What Keen does bring to the fore is the fact that the internet is largely just a more haphazard and less accountable version of the popular press; Keen sees that, as quoted by Kakutani, what "the Web 2.0 revolution is really delivering is superficial observations of the world around us rather than deep analysis, shrill opinion rather than considered judgment." I'm in agreement with that observation, but, unlike Keen, I already assume that "deep analysis" and "considered judgment" are not part of the popular press to begin with -- where, if the opinions are not "shrill," it's only because they're smug.


Andrew Shields said...

Have you had any problems with students who are overdependent on Wikipedia? (Or on the Internet in general?)

Donald Brown said...

I wouldn't say "problems" exactly -- for Freshman taking Freshman comp to learn to write research papers, it is necessary to divest them, sometimes, of ideas that if it's not on the internet it doesn't exist, and that all posted sources are more or less of equal worth. It's a struggle, but so is getting them to cite things correctly and to write grammatically.
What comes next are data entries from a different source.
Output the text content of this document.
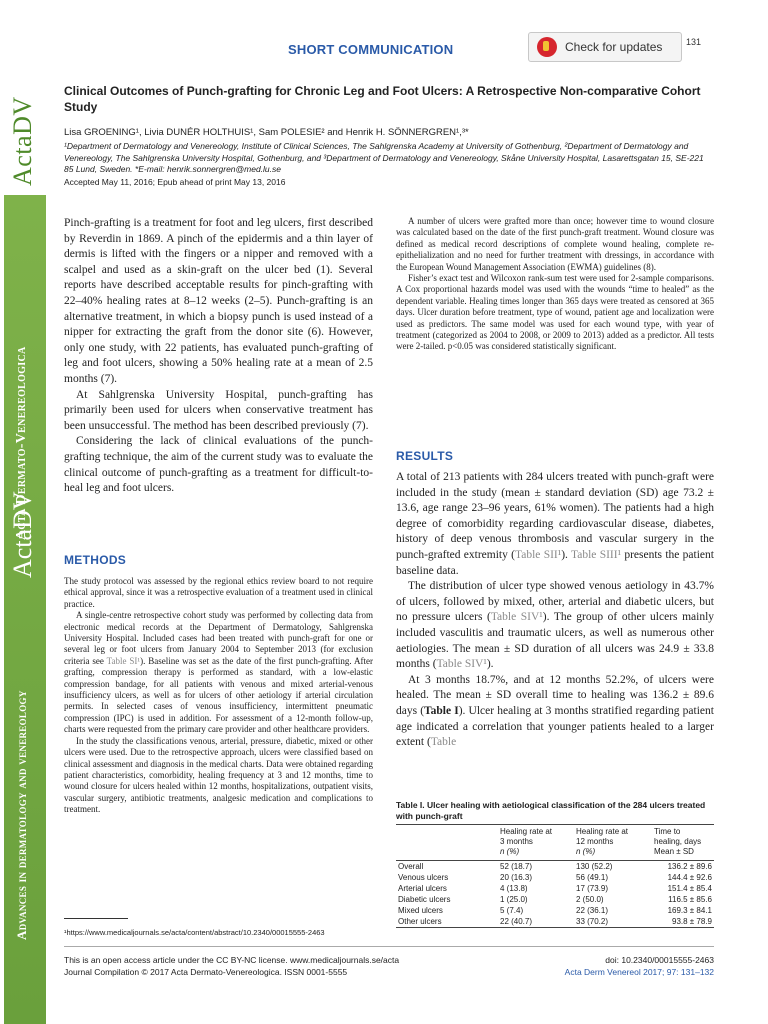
ActaDV
ActaDV
Acta Dermato-Venereologica
Advances in dermatology and venereology
SHORT COMMUNICATION	Check for updates	131
Clinical Outcomes of Punch-grafting for Chronic Leg and Foot Ulcers: A Retrospective Non-comparative Cohort Study
Lisa GROENING¹, Livia DUNÉR HOLTHUIS¹, Sam POLESIE² and Henrik H. SÖNNERGREN¹,³*
¹Department of Dermatology and Venereology, Institute of Clinical Sciences, The Sahlgrenska Academy at University of Gothenburg, ²Department of Dermatology and Venereology, The Sahlgrenska University Hospital, Gothenburg, and ³Department of Dermatology and Venereology, Skåne University Hospital, Lasarettsgatan 15, SE-221 85 Lund, Sweden. *E-mail: henrik.sonnergren@med.lu.se
Accepted May 11, 2016; Epub ahead of print May 13, 2016

Pinch-grafting is a treatment for foot and leg ulcers, first described by Reverdin in 1869. A pinch of the epidermis and a thin layer of dermis is lifted with the fingers or a nipper and removed with a scalpel and used as a skin-graft on the ulcer bed (1). Several reports have described acceptable results for pinch-grafting with 22–40% healing rates at 8–12 weeks (2–5). Punch-grafting is an alternative treatment, in which a biopsy punch is used instead of a nipper for extracting the graft from the donor site (6). However, only one study, with 22 patients, has evaluated punch-grafting of leg and foot ulcers, showing a 50% healing rate at a mean of 2.5 months (7).

At Sahlgrenska University Hospital, punch-grafting has primarily been used for ulcers when conservative treatment has been unsuccessful. The method has been described previously (7).

Considering the lack of clinical evaluations of the punch-grafting technique, the aim of the current study was to evaluate the clinical outcome of punch-grafting as a treatment for difficult-to-heal leg and foot ulcers.

METHODS

The study protocol was assessed by the regional ethics review board to not require ethical approval, since it was a retrospective evaluation of a treatment used in clinical practice.

A single-centre retrospective cohort study was performed by collecting data from electronic medical records at the Department of Dermatology, Sahlgrenska University Hospital. Included cases had been treated with punch-graft for one or several leg or foot ulcers from January 2004 to September 2013 (for exclusion criteria see Table SI¹). Baseline was set as the date of the first punch-grafting. After grafting, compression therapy is performed as standard, with a low-elastic compression bandage, for all patients with venous and mixed arterial-venous insufficiency ulcers, as well as for ulcers of other aetiology if arterial circulation permits. In selected cases of venous insufficiency, intermittent pneumatic compression (IPC) is used in addition. For assessment of a 12-month follow-up, charts were requested from the primary care provider and other healthcare providers.

In the study the classifications venous, arterial, pressure, diabetic, mixed or other ulcers were used. Due to the retrospective approach, ulcers were classified based on clinical assessment and diagnosis in the medical charts. Data were obtained regarding patient characteristics, comorbidity, healing frequency at 3 and 12 months, time to wound closure for ulcers healed within 12 months, hospitalizations, outpatient visits, vascular surgery, antibiotic treatments, analgesic medication and complications to treatment.

A number of ulcers were grafted more than once; however time to wound closure was calculated based on the date of the first punch-graft treatment. Wound closure was defined as medical record descriptions of complete wound healing, complete re-epithelialization and no need for further treatment with dressings, in accordance with the European Wound Management Association (EWMA) guidelines (8).

Fisher’s exact test and Wilcoxon rank-sum test were used for 2-sample comparisons. A Cox proportional hazards model was used with the wounds “time to healed” as the dependent variable. Healing times longer than 365 days were treated as censored at 365 days. Ulcer duration before treatment, type of wound, patient age and localization were used as predictors. The same model was used for each wound type, with year of treatment (categorized as 2004 to 2008, or 2009 to 2013) added as a predictor. All tests were 2-tailed. p<0.05 was considered statistically significant.

RESULTS

A total of 213 patients with 284 ulcers treated with punch-graft were included in the study (mean ± standard deviation (SD) age 73.2 ± 13.6, age range 23–96 years, 61% women). The patients had a high degree of comorbidity regarding cardiovascular disease, diabetes, history of deep venous thrombosis and vascular surgery in the punch-grafted extremity (Table SII¹). Table SIII¹ presents the patient baseline data.

The distribution of ulcer type showed venous aetiology in 43.7% of ulcers, followed by mixed, other, arterial and diabetic ulcers, but no pressure ulcers (Table SIV¹). The group of other ulcers mainly included vasculitis and traumatic ulcers, as well as numerous other aetiologies. The mean ± SD duration of all ulcers was 24.9 ± 33.8 months (Table SIV¹).

At 3 months 18.7%, and at 12 months 52.2%, of ulcers were healed. The mean ± SD overall time to healing was 136.2 ± 89.6 days (Table I). Ulcer healing at 3 months stratified regarding patient age indicated a correlation that younger patients healed to a larger extent (Table

Table I. Ulcer healing with aetiological classification of the 284 ulcers treated with punch-graft
	Healing rate at
3 months
n (%)	Healing rate at
12 months
n (%)	Time to
healing, days
Mean ± SD
Overall	52 (18.7)	130 (52.2)	136.2 ± 89.6
Venous ulcers	20 (16.3)	56 (49.1)	144.4 ± 92.6
Arterial ulcers	4 (13.8)	17 (73.9)	151.4 ± 85.4
Diabetic ulcers	1 (25.0)	2 (50.0)	116.5 ± 85.6
Mixed ulcers	5 (7.4)	22 (36.1)	169.3 ± 84.1
Other ulcers	22 (40.7)	33 (70.2)	93.8 ± 78.9
¹https://www.medicaljournals.se/acta/content/abstract/10.2340/00015555-2463
This is an open access article under the CC BY-NC license. www.medicaljournals.se/acta
Journal Compilation © 2017 Acta Dermato-Venereologica. ISSN 0001-5555
doi: 10.2340/00015555-2463
Acta Derm Venereol 2017; 97: 131–132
I think Wikipedia still has "cool" status -- the attraction of the "renegade" operation, I guess. Also, it's fun to see what kind of things have entries.

In my dealings with it, I find it generally accurate on the facts, depending (as with any account) on how detailed the entry is, but when entries offer interpretation or evaluative claims -- look out!

Andrew Shields said...

Exactly: facts good, interpretations slippery ...

The college students here have learned to be careful with Wikipedia, apparently, but they still use it as a first step. Which is fine.